- Born: Sissela Myrdal 2 December 1934 (age 91) Sweden

Education
- Alma mater: George Washington University
- Academic advisor: John Rawls

Philosophical work
- Era: Contemporary philosophy
- Region: Western philosophy
- School: Continental
- Main interests: Ethics

= Sissela Bok =

Swedish-American philosopher

Sissela Bok (born Myrdal; 2 December 1934) is a Swedish-born American philosopher and ethicist, the daughter of two Nobel Prize winners: Gunnar Myrdal who won the Economics prize with Friedrich Hayek in 1974, and Alva Myrdal who won the Nobel Peace Prize in 1982. She is considered one of the premier American moral philosophers of the latter part of the 20th century.

==Biography==
Bok received her B.A. and M.A. in psychology from George Washington University in 1957 and 1958, and her Ph.D. in philosophy from Harvard University in 1970. She worked at Simmons University (1971–72), the Harvard-MIT Program in Health Sciences and Technology (1975–82), Brandeis University (1985–92), and the Harvard Center for Population and Development Studies at the Harvard School of Public Health (1993–2022).

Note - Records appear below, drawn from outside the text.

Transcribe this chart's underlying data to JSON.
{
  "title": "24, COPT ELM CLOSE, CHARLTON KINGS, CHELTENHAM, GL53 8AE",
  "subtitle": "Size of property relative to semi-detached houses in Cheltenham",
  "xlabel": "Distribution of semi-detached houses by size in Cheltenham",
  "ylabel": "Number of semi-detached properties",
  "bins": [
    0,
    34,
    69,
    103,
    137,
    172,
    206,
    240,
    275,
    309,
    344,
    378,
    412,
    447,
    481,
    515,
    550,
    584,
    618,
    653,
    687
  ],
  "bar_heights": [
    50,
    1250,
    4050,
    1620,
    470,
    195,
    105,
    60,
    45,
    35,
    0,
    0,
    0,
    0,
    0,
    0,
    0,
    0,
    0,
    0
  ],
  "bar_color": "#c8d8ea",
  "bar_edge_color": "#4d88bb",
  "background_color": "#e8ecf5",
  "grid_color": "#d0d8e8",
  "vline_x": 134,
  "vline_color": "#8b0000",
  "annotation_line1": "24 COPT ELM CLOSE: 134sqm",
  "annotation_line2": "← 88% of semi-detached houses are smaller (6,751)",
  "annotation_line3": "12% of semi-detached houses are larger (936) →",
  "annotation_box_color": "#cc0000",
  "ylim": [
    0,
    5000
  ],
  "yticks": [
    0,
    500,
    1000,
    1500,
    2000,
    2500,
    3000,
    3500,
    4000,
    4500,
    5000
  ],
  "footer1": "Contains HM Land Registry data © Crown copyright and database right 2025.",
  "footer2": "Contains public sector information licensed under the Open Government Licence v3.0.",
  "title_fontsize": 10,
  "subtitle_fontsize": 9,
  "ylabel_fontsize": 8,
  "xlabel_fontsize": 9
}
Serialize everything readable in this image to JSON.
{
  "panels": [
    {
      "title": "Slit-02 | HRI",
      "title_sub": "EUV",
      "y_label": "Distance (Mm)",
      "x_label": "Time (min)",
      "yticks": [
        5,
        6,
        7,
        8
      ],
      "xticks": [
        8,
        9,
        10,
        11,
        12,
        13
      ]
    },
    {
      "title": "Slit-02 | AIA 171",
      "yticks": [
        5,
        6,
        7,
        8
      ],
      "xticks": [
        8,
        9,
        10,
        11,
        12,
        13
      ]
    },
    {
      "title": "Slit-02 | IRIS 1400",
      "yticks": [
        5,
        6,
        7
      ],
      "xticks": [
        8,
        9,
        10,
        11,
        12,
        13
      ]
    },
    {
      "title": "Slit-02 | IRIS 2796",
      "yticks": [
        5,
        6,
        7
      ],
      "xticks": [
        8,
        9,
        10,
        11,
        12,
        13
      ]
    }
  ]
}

Bok is married to Derek Bok, former president (1971-1991, interim 2006-2007) of Harvard. Her daughter, Hilary Bok, is also a philosopher. Her brother, Jan Myrdal, was a political writer and journalist. Her sister Kaj Fölster (1936) is an author, politician and social scientist, who lived and worked many years in Germany and received the Order of Merit of the Federal Republic of Germany in 2014.

Bok was awarded the Orwell Award in 1978 for Lying: Moral Choice in Public and Private Life.

Bok was awarded the Courage of Conscience award on 24 April 1991 "for her contributions to peacemaking strategies in the tradition of her mother."

== Books ==
- Lying: Moral Choice in Public and Private Life (Pantheon Books, 1978; Vintage paperback editions, 1979, 1989, 1999).
- Secrets: on the Ethics of Concealment and Revelation (Pantheon Books, 1982; Vintage paperback editions, 1984, 1989).
- A Strategy for Peace: Human Values and the Threat of War (Pantheon Books, 1989; Vintage paperback edition, 1990).
- Alva Myrdal: A Daughter's Memoir (Addison-Wesley, 1991; paperback edition 1992).
- Common Values (University of Missouri Press, 1995; paperback edition 2002).
- Mayhem: Violence as Public Entertainment (Perseus, 1998; paperback edition 1999).
- Euthanasia and Physician-Assisted Suicide, with Gerald Dworkin and Ray Frey (Cambridge University Press, 1998).
- Exploring Happiness: From Aristotle to Brain Science (Yale University Press, 2010).